Мефодий и Кузьма переглянулись несколько озадаченно — наверное, даже их заскорузлые души слегка содрогнулись.
— Вона как взошли семена-то наши. Во благо пошла те наука...
— Как видишь. Я вам не верю и от вас доверия не жду. Подведёте — Во... нет, не Бог, конечно, — дьявол вам судья!
— Ну, с рогатым-то мы договоримся! — рассмеялся Кузьма. — Про вино-то не врёшь?
— Да вон оно — в бочонках на нарте. Отведать хочешь?
— Может, и отведаю — апосля. Чо, прям так и отдашь?
— Нет: золотниками перемерю, на гербовой бумаге роспись составлю, у Петруцкого заверю и воеводе представлю. Забирай.
— И долю не хочешь?
— Засунь мою долю себе в задницу! Я что, невнятно объяснил свой интерес?
— Ну-ну... Жёстко стелешь, паря! М-да... Так чо, по рукам? Али побрезгаешь?
* * *
В этот же день произошло ещё одно событие, о котором Кирилл так и не узнал. Казённое стадо оленей, считавшихся «государевыми», но находившихся в распоряжении острожных властей, на зимнем выпасе двигалось по широкой дуге протяжённостью в несколько сотен километров. Его пасли малооленные мавчувены, слив с ним свои стада, — контролировать небольшие оленьи табуны труднее, чем крупные. Впереди основного стада, численностью в несколько тысяч голов, двигалось, выедая лучшие корма, стадо элитное — личная собственность коменданта. Распоряжалась им его жена Марфа, которая считала этих оленей своими, поскольку плохо разбиралась в русских правах собственности. Сами же русские в большинстве своём полагали, что главный их начальник под тлетворным влиянием туземки просто присвоил себе казённое имущество. Естественно, об этом помалкивали — кому ж батогов охота?

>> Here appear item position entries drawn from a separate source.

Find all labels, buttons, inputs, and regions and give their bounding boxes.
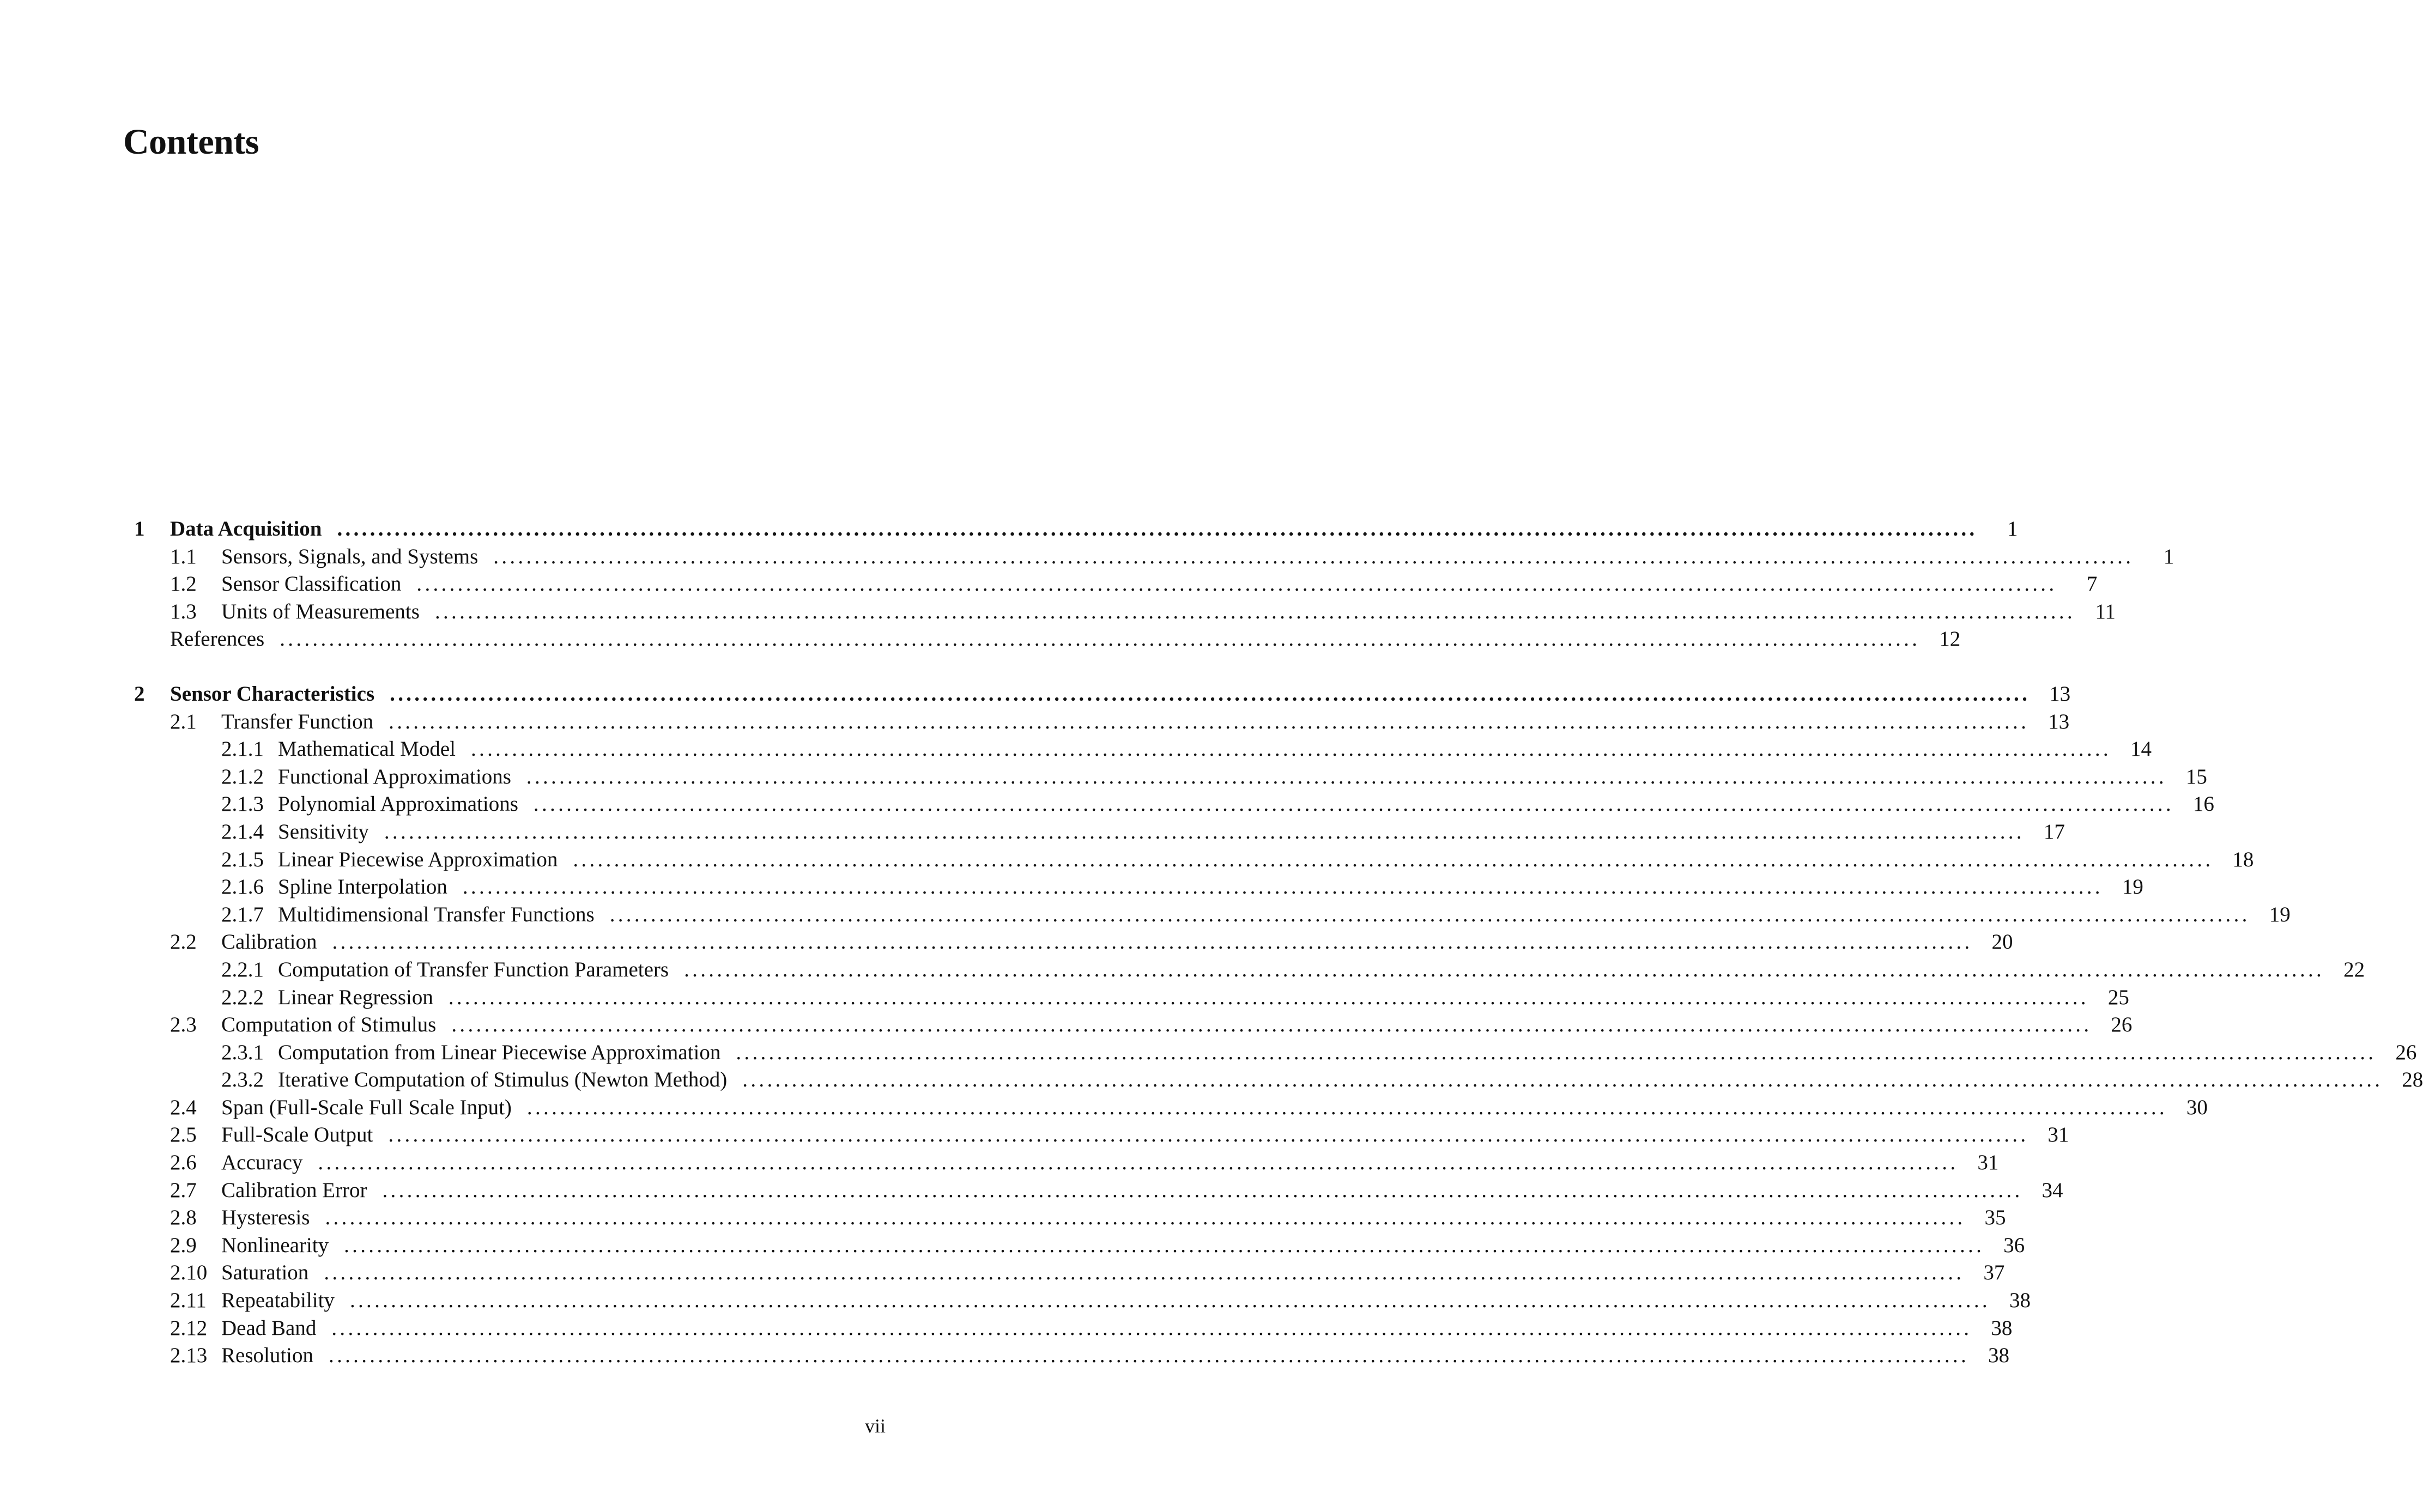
toc-page: 28 <box>2402 1068 2423 1092</box>
toc-number: 2.2.1 <box>221 957 264 981</box>
toc-title: Sensor Classification <box>221 572 402 596</box>
toc-title: Sensitivity <box>278 819 369 843</box>
toc-title: Polynomial Approximations <box>278 792 518 816</box>
toc-title: Units of Measurements <box>221 599 420 623</box>
toc-entry[interactable] <box>134 984 2129 1012</box>
toc-page: 34 <box>2042 1178 2063 1202</box>
dot-leader: ........................................................................................................................................................................................................ <box>332 930 1973 954</box>
toc-number: 2.9 <box>170 1233 197 1257</box>
toc-page: 38 <box>1991 1316 2013 1340</box>
toc-number: 2.4 <box>170 1095 197 1119</box>
dot-leader: ........................................................................................................................................................................................................ <box>382 1178 2023 1202</box>
toc-page: 38 <box>2009 1289 2031 1313</box>
dot-leader: ........................................................................................................................................................................................................ <box>736 1040 2377 1064</box>
toc-title: Sensor Characteristics <box>170 682 375 706</box>
toc-title: Functional Approximations <box>278 764 511 788</box>
toc-entry[interactable] <box>134 1094 2208 1122</box>
toc-entry[interactable] <box>134 763 2207 791</box>
toc-entry[interactable] <box>134 1039 2417 1067</box>
toc-chapter-2[interactable] <box>134 681 2071 708</box>
toc-title: Hysteresis <box>221 1206 310 1230</box>
toc-number: 2.8 <box>170 1206 197 1230</box>
toc-number: 2.13 <box>170 1344 208 1368</box>
toc-page: 7 <box>2086 572 2098 596</box>
toc-number: 1.2 <box>170 572 197 596</box>
toc-number: 2.1.3 <box>221 792 264 816</box>
toc-title: Saturation <box>221 1261 309 1285</box>
toc-page: 38 <box>1988 1344 2010 1368</box>
dot-leader: ........................................................................................................................................................................................................ <box>384 819 2025 843</box>
toc-entry[interactable] <box>134 736 2152 763</box>
toc-page: 17 <box>2043 819 2065 843</box>
toc-page: 20 <box>1991 930 2013 954</box>
toc-entry[interactable] <box>134 1287 2031 1315</box>
toc-number: 2.1.7 <box>221 902 264 926</box>
toc-number: 2.2.2 <box>221 985 264 1009</box>
page-number: vii <box>865 1415 886 1437</box>
toc-page: 31 <box>2048 1123 2069 1147</box>
toc-title: Calibration <box>221 930 317 954</box>
dot-leader: ........................................................................................................................................................................................................ <box>325 1206 1966 1230</box>
toc-page: 19 <box>2122 875 2143 899</box>
toc-page: 18 <box>2232 847 2254 871</box>
toc-page: 13 <box>2048 709 2070 733</box>
dot-leader: ........................................................................................................................................................................................................ <box>533 792 2174 816</box>
toc-page: 25 <box>2107 985 2129 1009</box>
toc-page: 19 <box>2269 902 2291 926</box>
toc-title: Computation of Transfer Function Parameters <box>278 957 669 981</box>
toc-page: 13 <box>2049 682 2071 706</box>
toc-title: Sensors, Signals, and Systems <box>221 544 478 568</box>
toc-entry[interactable] <box>134 570 2098 598</box>
toc-title: Computation of Stimulus <box>221 1013 437 1037</box>
toc-page: 22 <box>2343 957 2365 981</box>
toc-title: Mathematical Model <box>278 737 456 761</box>
dot-leader: ........................................................................................................................................................................................................ <box>448 985 2089 1009</box>
toc-entry[interactable] <box>134 956 2365 984</box>
toc-title: Repeatability <box>221 1289 335 1313</box>
toc-number: 2.12 <box>170 1316 208 1340</box>
toc-title: Calibration Error <box>221 1178 367 1202</box>
toc-entry[interactable] <box>134 708 2070 736</box>
dot-leader: ........................................................................................................................................................................................................ <box>329 1344 1970 1368</box>
toc-number: 2.6 <box>170 1151 197 1175</box>
dot-leader: ........................................................................................................................................................................................................ <box>451 1013 2092 1037</box>
toc-entry[interactable] <box>134 1259 2005 1287</box>
dot-leader: ........................................................................................................................................................................................................ <box>462 875 2103 899</box>
toc-page: 37 <box>1983 1261 2005 1285</box>
toc-number: 2.1.6 <box>221 875 264 899</box>
toc-entry[interactable] <box>134 1066 2423 1094</box>
toc-title: Resolution <box>221 1344 314 1368</box>
toc-entry[interactable] <box>134 1149 1999 1177</box>
dot-leader: ........................................................................................................................................................................................................ <box>324 1261 1965 1285</box>
dot-leader: ........................................................................................................................................................................................................ <box>280 627 1921 651</box>
toc-number: 1.1 <box>170 544 197 568</box>
toc-page: 1 <box>2007 517 2018 541</box>
toc-title: Iterative Computation of Stimulus (Newton Method) <box>278 1068 728 1092</box>
toc-number: 2.7 <box>170 1178 197 1202</box>
toc-number: 2.1 <box>170 709 197 733</box>
toc-number: 2.5 <box>170 1123 197 1147</box>
dot-leader: ........................................................................................................................................................................................................ <box>470 737 2111 761</box>
toc-title: Dead Band <box>221 1316 317 1340</box>
toc-number: 2.1.4 <box>221 819 264 843</box>
dot-leader: ........................................................................................................................................................................................................ <box>344 1233 1985 1257</box>
toc-entry[interactable] <box>134 1342 2010 1370</box>
spacer <box>134 653 887 681</box>
dot-leader: ........................................................................................................................................................................................................ <box>337 517 1978 541</box>
toc-page: 12 <box>1939 627 1961 651</box>
toc-number: 2.1.2 <box>221 764 264 788</box>
toc-number: 2.1.5 <box>221 847 264 871</box>
toc-title: Spline Interpolation <box>278 875 447 899</box>
dot-leader: ........................................................................................................................................................................................................ <box>416 572 2057 596</box>
toc-page: 16 <box>2192 792 2214 816</box>
dot-leader: ........................................................................................................................................................................................................ <box>390 682 2031 706</box>
toc-title: Data Acquisition <box>170 517 322 541</box>
toc-entry[interactable] <box>134 1204 2006 1232</box>
toc-entry[interactable] <box>134 1177 2063 1205</box>
toc-entry[interactable] <box>134 598 2116 626</box>
dot-leader: ........................................................................................................................................................................................................ <box>573 847 2214 871</box>
dot-leader: ........................................................................................................................................................................................................ <box>349 1289 1990 1313</box>
dot-leader: ........................................................................................................................................................................................................ <box>318 1151 1959 1175</box>
toc-title: Linear Regression <box>278 985 433 1009</box>
dot-leader: ........................................................................................................................................................................................................ <box>493 544 2134 568</box>
dot-leader: ........................................................................................................................................................................................................ <box>389 709 2030 733</box>
toc-number: 1 <box>134 517 145 541</box>
toc-entry[interactable] <box>134 818 2065 846</box>
dot-leader: ........................................................................................................................................................................................................ <box>526 1095 2167 1119</box>
toc-title: Linear Piecewise Approximation <box>278 847 558 871</box>
page-title: Contents <box>123 122 259 162</box>
dot-leader: ........................................................................................................................................................................................................ <box>331 1316 1972 1340</box>
toc-number: 2.1.1 <box>221 737 264 761</box>
toc-number: 2.10 <box>170 1261 208 1285</box>
toc-page: 15 <box>2185 764 2207 788</box>
toc-page: 11 <box>2095 599 2116 623</box>
toc-title: Accuracy <box>221 1151 303 1175</box>
toc-title: Multidimensional Transfer Functions <box>278 902 595 926</box>
toc-title: Span (Full-Scale Full Scale Input) <box>221 1095 512 1119</box>
toc-entry[interactable] <box>134 791 2214 818</box>
toc-page: 26 <box>2111 1013 2133 1037</box>
toc-page: 36 <box>2003 1233 2025 1257</box>
toc-page: 26 <box>2395 1040 2417 1064</box>
toc-page: 30 <box>2186 1095 2208 1119</box>
toc-page: 14 <box>2130 737 2152 761</box>
toc-number: 1.3 <box>170 599 197 623</box>
toc-title: Computation from Linear Piecewise Approximation <box>278 1040 721 1064</box>
toc-entry[interactable] <box>134 846 2254 874</box>
toc-entry[interactable] <box>134 1315 2013 1343</box>
toc-title: Transfer Function <box>221 709 374 733</box>
toc-references[interactable] <box>134 626 1961 653</box>
dot-leader: ........................................................................................................................................................................................................ <box>742 1068 2383 1092</box>
dot-leader: ........................................................................................................................................................................................................ <box>609 902 2250 926</box>
toc-entry[interactable] <box>134 1011 2133 1039</box>
toc-title: Full-Scale Output <box>221 1123 373 1147</box>
toc-chapter-1[interactable] <box>134 515 2018 543</box>
table-of-contents <box>134 515 2423 1370</box>
toc-title: References <box>170 627 265 651</box>
dot-leader: ........................................................................................................................................................................................................ <box>434 599 2075 623</box>
dot-leader: ........................................................................................................................................................................................................ <box>526 764 2167 788</box>
toc-title: Nonlinearity <box>221 1233 329 1257</box>
toc-entry[interactable] <box>134 543 2174 571</box>
toc-page: 1 <box>2163 544 2174 568</box>
toc-number: 2 <box>134 682 145 706</box>
toc-entry[interactable] <box>134 928 2013 956</box>
toc-entry[interactable] <box>134 901 2291 929</box>
toc-number: 2.3.1 <box>221 1040 264 1064</box>
toc-number: 2.11 <box>170 1289 207 1313</box>
toc-page: 31 <box>1977 1151 1999 1175</box>
toc-number: 2.3.2 <box>221 1068 264 1092</box>
toc-number: 2.2 <box>170 930 197 954</box>
toc-entry[interactable] <box>134 1121 2069 1149</box>
toc-page: 35 <box>1984 1206 2006 1230</box>
toc-entry[interactable] <box>134 873 2143 901</box>
toc-entry[interactable] <box>134 1232 2025 1260</box>
dot-leader: ........................................................................................................................................................................................................ <box>388 1123 2029 1147</box>
toc-number: 2.3 <box>170 1013 197 1037</box>
dot-leader: ........................................................................................................................................................................................................ <box>684 957 2325 981</box>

Повышенная военная активность таучинов этой зимой заставила начальство медлить с началом крупного похода против них. По агентурным данным (то бишь по слухам), они собирались силой неисчислимой напасть на сам острог. Тем не менее пасти стада было надо — олени не коровы, в стойло их не загонишь. Для их охраны были выделены значительные (по местным меркам) силы служилых. Однако с молчаливого одобрения начальства вся охрана сосредоточилась вокруг «элитного» стада.
В тот день с высоты птичьего полёта можно было видеть, как по открытой всхолмлённой тундре неторопливо движется масса животных. По периферии здесь и там видны упряжки — на почти пустых нартах передвигаются пастухи, а гружёные сани образуют небольшие караваны — это перевозят свой скарб казачьи посты. Несколько караванов, вероятно, исполняют функции разведчика — ездят зигзагами, кругами и часто удаляются вперёд за пределы видимости.